The sole aim of this post, trivial in comparison, is to try to convey to non-Indians, who have never been there, something of the importance the places that were attacked held in India. That can help to understand a small part of its impact and therefore judge the unfolding of events to come.
The Oberoi was a key business hotel. The Jewish community held an honoured place in Indian history as a symbol of the country's long tolerance. The Leopold Cafe I don't know.
The Taj Mahal Palace hotel is a landmark in Indian history - its' most famous hotel, and one of the most famous venues in India. It is the centre for events in India's financial capital and its interior discreetly carries in a display case photographs of innumerable presidents and prime ministers, as well as film stars and business leaders, who have stayed there.
The Taj Mahal Palace's historical significance is well summed up in The Creation of Wealth - the official history of the Tata firm which owns it, and which became one of the world's greatest companies:
'There is a colourful story that Jansetji [Tata - the founder of the Tata company] started a grand hotel in Bombay after an incident in when he was refused admission to a second rate Bombay hotel which was reserved "for European only". Sharada Dwivedi, which has researched the history of the Tajo Mahal Hotel, states that she has found no historical evidence for this report, though it is likely that there were hotels at the time that did refuse admission to Indians.
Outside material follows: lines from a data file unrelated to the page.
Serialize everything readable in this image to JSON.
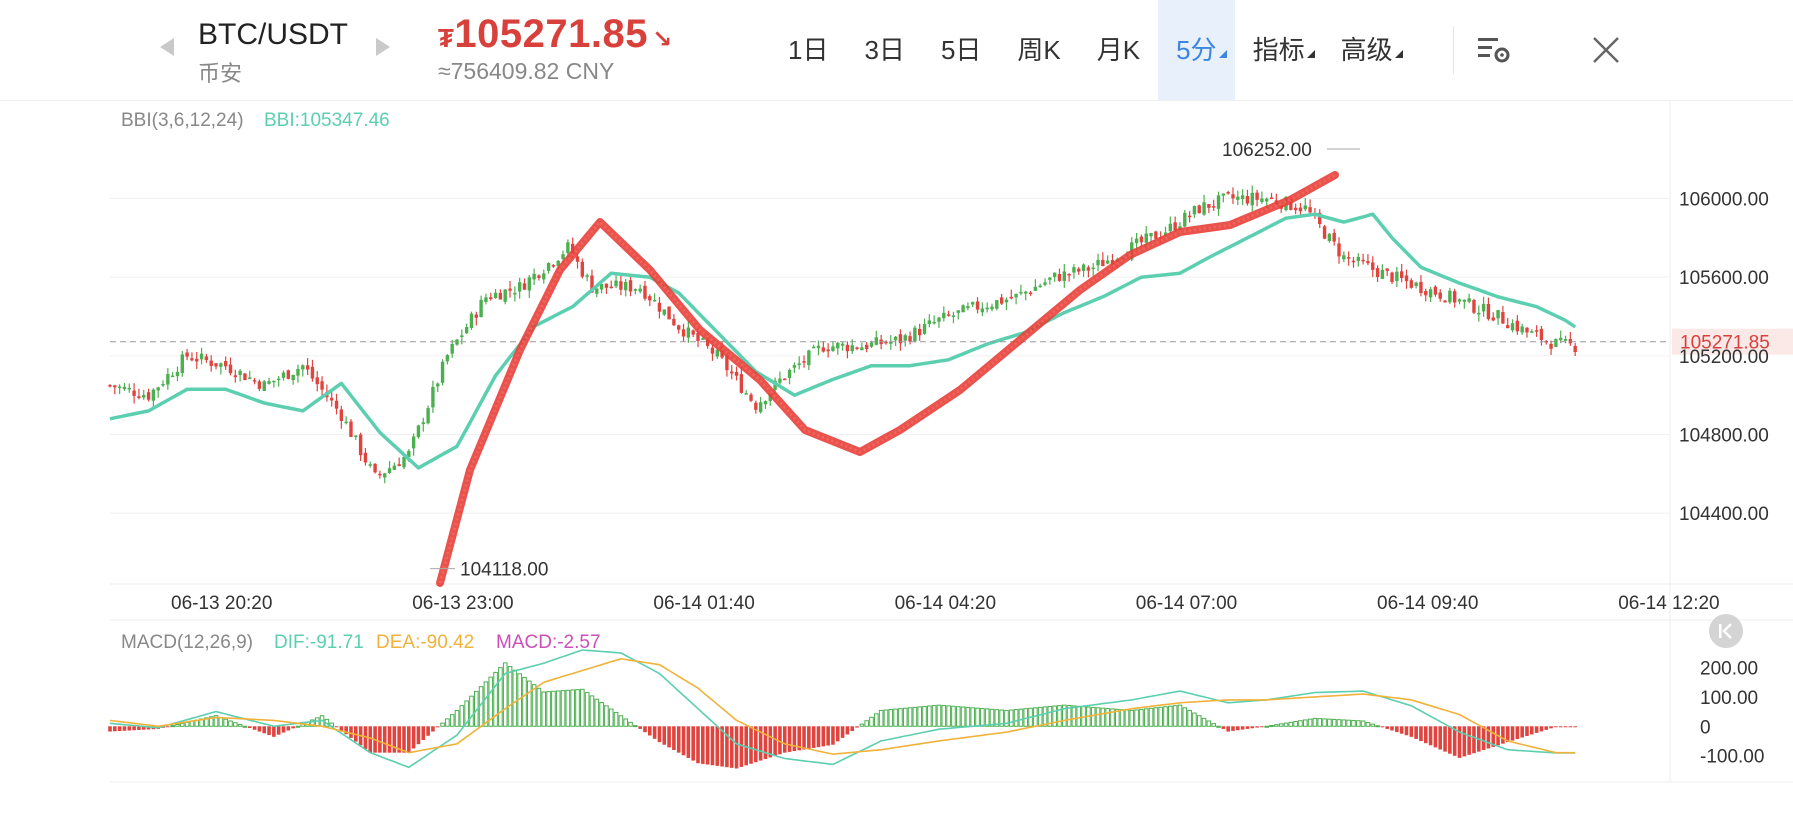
{
  "header": {
    "symbol": "BTC/USDT",
    "exchange": "币安",
    "price_currency": "₮",
    "price": "105271.85",
    "price_direction": "↘",
    "cny_price": "≈756409.82 CNY"
  },
  "tabs": [
    {
      "label": "1日",
      "selected": false,
      "corner": false
    },
    {
      "label": "3日",
      "selected": false,
      "corner": false
    },
    {
      "label": "5日",
      "selected": false,
      "corner": false
    },
    {
      "label": "周K",
      "selected": false,
      "corner": false
    },
    {
      "label": "月K",
      "selected": false,
      "corner": false
    },
    {
      "label": "5分",
      "selected": true,
      "corner": true
    },
    {
      "label": "指标",
      "selected": false,
      "corner": true
    },
    {
      "label": "高级",
      "selected": false,
      "corner": true
    }
  ],
  "icons": {
    "prev": "chevron-left-icon",
    "next": "chevron-right-icon",
    "settings": "chart-settings-icon",
    "close": "close-icon",
    "reset": "reset-icon"
  },
  "indicators": {
    "bbi_name": "BBI(3,6,12,24)",
    "bbi_value": "BBI:105347.46",
    "macd_name": "MACD(12,26,9)",
    "dif": "DIF:-91.71",
    "dea": "DEA:-90.42",
    "macd": "MACD:-2.57"
  },
  "colors": {
    "up": "#4caf50",
    "down": "#e0443f",
    "bbi": "#5ccfb0",
    "dif": "#5ccfb0",
    "dea": "#f0b23a",
    "macd": "#cc4fb8",
    "price": "#d8403c",
    "accent": "#3b86e0",
    "drawing": "#e8403a"
  },
  "chart_data": [
    {
      "type": "candlestick",
      "interval": "5分",
      "y_ticks": [
        "106000.00",
        "105600.00",
        "105200.00",
        "104800.00",
        "104400.00"
      ],
      "ylim": [
        104050,
        106450
      ],
      "x_ticks": [
        "06-13 20:20",
        "06-13 23:00",
        "06-14 01:40",
        "06-14 04:20",
        "06-14 07:00",
        "06-14 09:40",
        "06-14 12:20"
      ],
      "current_price_label": "105271.85",
      "current_price": 105271.85,
      "high_label": "106252.00",
      "high": 106252.0,
      "low_label": "104118.00",
      "low": 104118.0,
      "series": [
        {
          "name": "BBI",
          "close_keypoints": [
            [
              0,
              105050
            ],
            [
              8,
              105000
            ],
            [
              16,
              105200
            ],
            [
              24,
              105150
            ],
            [
              32,
              105050
            ],
            [
              40,
              105150
            ],
            [
              48,
              104900
            ],
            [
              55,
              104580
            ],
            [
              62,
              104700
            ],
            [
              70,
              105200
            ],
            [
              78,
              105500
            ],
            [
              85,
              105550
            ],
            [
              90,
              105650
            ],
            [
              95,
              105750
            ],
            [
              100,
              105550
            ],
            [
              110,
              105550
            ],
            [
              118,
              105350
            ],
            [
              126,
              105200
            ],
            [
              134,
              104950
            ],
            [
              140,
              105100
            ],
            [
              148,
              105250
            ],
            [
              156,
              105250
            ],
            [
              164,
              105280
            ],
            [
              172,
              105380
            ],
            [
              180,
              105450
            ],
            [
              188,
              105500
            ],
            [
              196,
              105600
            ],
            [
              204,
              105650
            ],
            [
              212,
              105750
            ],
            [
              220,
              105850
            ],
            [
              226,
              105950
            ],
            [
              232,
              106000
            ],
            [
              240,
              106000
            ],
            [
              248,
              105950
            ],
            [
              256,
              105700
            ],
            [
              264,
              105620
            ],
            [
              272,
              105550
            ],
            [
              280,
              105480
            ],
            [
              288,
              105400
            ],
            [
              294,
              105320
            ],
            [
              300,
              105260
            ],
            [
              304,
              105250
            ]
          ]
        },
        {
          "name": "BBI",
          "bbi_keypoints": [
            [
              0,
              104880
            ],
            [
              8,
              104920
            ],
            [
              16,
              105030
            ],
            [
              24,
              105030
            ],
            [
              32,
              104960
            ],
            [
              40,
              104920
            ],
            [
              48,
              105060
            ],
            [
              56,
              104810
            ],
            [
              64,
              104630
            ],
            [
              72,
              104740
            ],
            [
              80,
              105100
            ],
            [
              88,
              105350
            ],
            [
              96,
              105450
            ],
            [
              104,
              105620
            ],
            [
              112,
              105600
            ],
            [
              118,
              105520
            ],
            [
              126,
              105320
            ],
            [
              134,
              105120
            ],
            [
              142,
              105000
            ],
            [
              150,
              105080
            ],
            [
              158,
              105150
            ],
            [
              166,
              105150
            ],
            [
              174,
              105180
            ],
            [
              182,
              105260
            ],
            [
              190,
              105320
            ],
            [
              198,
              105420
            ],
            [
              206,
              105500
            ],
            [
              214,
              105600
            ],
            [
              222,
              105620
            ],
            [
              228,
              105700
            ],
            [
              236,
              105800
            ],
            [
              244,
              105900
            ],
            [
              250,
              105920
            ],
            [
              256,
              105880
            ],
            [
              262,
              105920
            ],
            [
              266,
              105800
            ],
            [
              272,
              105650
            ],
            [
              280,
              105570
            ],
            [
              288,
              105500
            ],
            [
              296,
              105450
            ],
            [
              302,
              105380
            ],
            [
              304,
              105347
            ]
          ]
        }
      ]
    },
    {
      "type": "bar",
      "name": "MACD(12,26,9)",
      "y_ticks": [
        "200.00",
        "100.00",
        "0",
        "-100.00"
      ],
      "ylim": [
        -190,
        260
      ],
      "series": [
        {
          "name": "DIF",
          "keypoints": [
            [
              0,
              10
            ],
            [
              10,
              -5
            ],
            [
              22,
              50
            ],
            [
              34,
              0
            ],
            [
              44,
              20
            ],
            [
              54,
              -90
            ],
            [
              62,
              -140
            ],
            [
              72,
              -30
            ],
            [
              82,
              180
            ],
            [
              90,
              215
            ],
            [
              98,
              260
            ],
            [
              106,
              250
            ],
            [
              114,
              180
            ],
            [
              122,
              60
            ],
            [
              130,
              -60
            ],
            [
              140,
              -110
            ],
            [
              150,
              -130
            ],
            [
              160,
              -50
            ],
            [
              172,
              -10
            ],
            [
              186,
              10
            ],
            [
              198,
              60
            ],
            [
              212,
              90
            ],
            [
              222,
              120
            ],
            [
              232,
              80
            ],
            [
              240,
              90
            ],
            [
              250,
              115
            ],
            [
              260,
              120
            ],
            [
              270,
              70
            ],
            [
              280,
              -20
            ],
            [
              290,
              -80
            ],
            [
              300,
              -91
            ]
          ]
        },
        {
          "name": "DEA",
          "keypoints": [
            [
              0,
              20
            ],
            [
              10,
              0
            ],
            [
              22,
              30
            ],
            [
              34,
              20
            ],
            [
              44,
              0
            ],
            [
              54,
              -40
            ],
            [
              62,
              -90
            ],
            [
              72,
              -60
            ],
            [
              82,
              60
            ],
            [
              90,
              150
            ],
            [
              98,
              190
            ],
            [
              106,
              230
            ],
            [
              114,
              210
            ],
            [
              122,
              130
            ],
            [
              130,
              20
            ],
            [
              140,
              -60
            ],
            [
              150,
              -95
            ],
            [
              160,
              -80
            ],
            [
              172,
              -50
            ],
            [
              186,
              -20
            ],
            [
              198,
              20
            ],
            [
              212,
              60
            ],
            [
              222,
              80
            ],
            [
              232,
              90
            ],
            [
              240,
              90
            ],
            [
              250,
              100
            ],
            [
              260,
              110
            ],
            [
              270,
              90
            ],
            [
              280,
              40
            ],
            [
              290,
              -50
            ],
            [
              300,
              -90
            ]
          ]
        }
      ]
    }
  ]
}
Jansetji was too proud a man, she says, to visit such a hotel. It is more likely, she says, that he gave an outstanding hotel to his city because of his deep love for Bombay, a city he was proud of. From the day it opened the Taj Mahal was recognised as one of the best in the world. Jansetji's Taj venture is distinct from his other schemes. Unlike his other enterprises Jansetji did not calculate what it would cost.'
The Taj Mahal Palace symbolised excellence - India created something better than the British who ruled it. It was the same as with the notorious statement by Sir Frederick Upcott, then British Chief Commissioner for the Indian Railways: 'Do you mean to say that Tatas propose to make steel to British specification? Why, I will undertake to eat every pound of steel rail they succeed in making.'
This piece of racist and xenophobic arrogance received its fitting reposte in the Tata's long term development of the Indian steel industry, but then was finally swept away when last year Tata Steel finally took over Corus - the old British steel industry.
No one who is not Indian really can feel it fully but anyone who stayed in that hotel could sense something of what it meant in India's history. And why an attack on it was on one of the very symbols of India - which is why the Tata company announced already it would be rebuilt.
These were attacks involving horrific loss of life and are not only on the financial capital of India, but on one of its cultural nerve centres. To understand that combination explains why their impact will be so great.